Judge strikes down partial-birth abortion ban

By Tom Strode - May 31, 2004

The United States government has lost in one federal court in its attempt to ban partial-birth abortion.

A federal judge in San Francisco ruled June 1 the Partial-birth Abortion Ban Act is an unconstitutional burden on a woman’s right to abort her unborn child. It was the first of three federal court decisions to be issued on the law.

In her 117-page opinion, Phyllis Hamilton ruled the 2003 law is: (1) An “undue burden” on a woman’s right to have an abortion in the second trimester; (2) “unconstitutionally vague,” and (3) needs an exception for the mother’s health to meet requirements established by the U.S. Supreme Court.

Hamilton permanently blocked enforcement of the law but applied that injunction only to the Planned Parenthood Federation of America and its affiliates, the city and county of San Francisco, and their representatives.

The decision in the northern district of California precedes opinions from federal courts in New York and Lincoln, Neb.

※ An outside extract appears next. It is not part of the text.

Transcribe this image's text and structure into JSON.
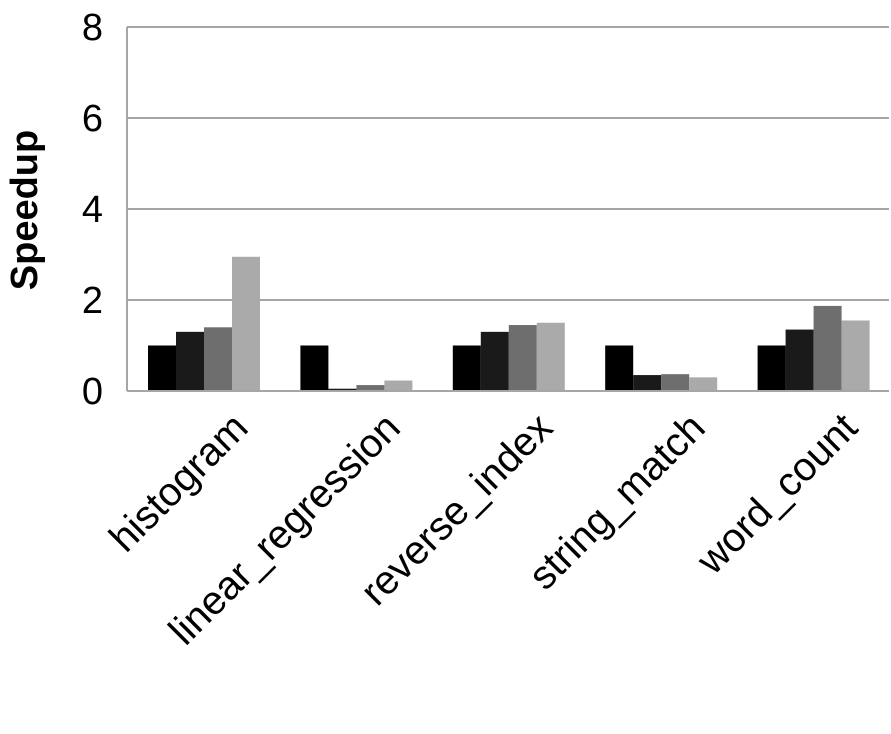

Trials concerning the ban of a procedure that involves the killing of a nearly totally delivered child began in all three courts March 29. All three judges had issued temporary injunctions preventing enforcement of the ban.

“This is yet one more tragic example of a federal judiciary whose moral compass has been grossly demagnetized,” ERLC President Richard Land said. “This decision underscores the fact that there are people in our society who are willing to tolerate or affirm dismembering a partially born baby in pursuit of individual choice.”

Hamilton’s ruling came in a challenge to a law President Bush signed in November. It prohibits a procedure that normally occurs in the fifth or sixth month of pregnancy. The abortion doctor delivers an intact baby feet first until only the head is left in the birth canal. The doctor pierces the base of the infant’s skull with surgical scissors, then inserts a catheter into the opening and suctions out the brain.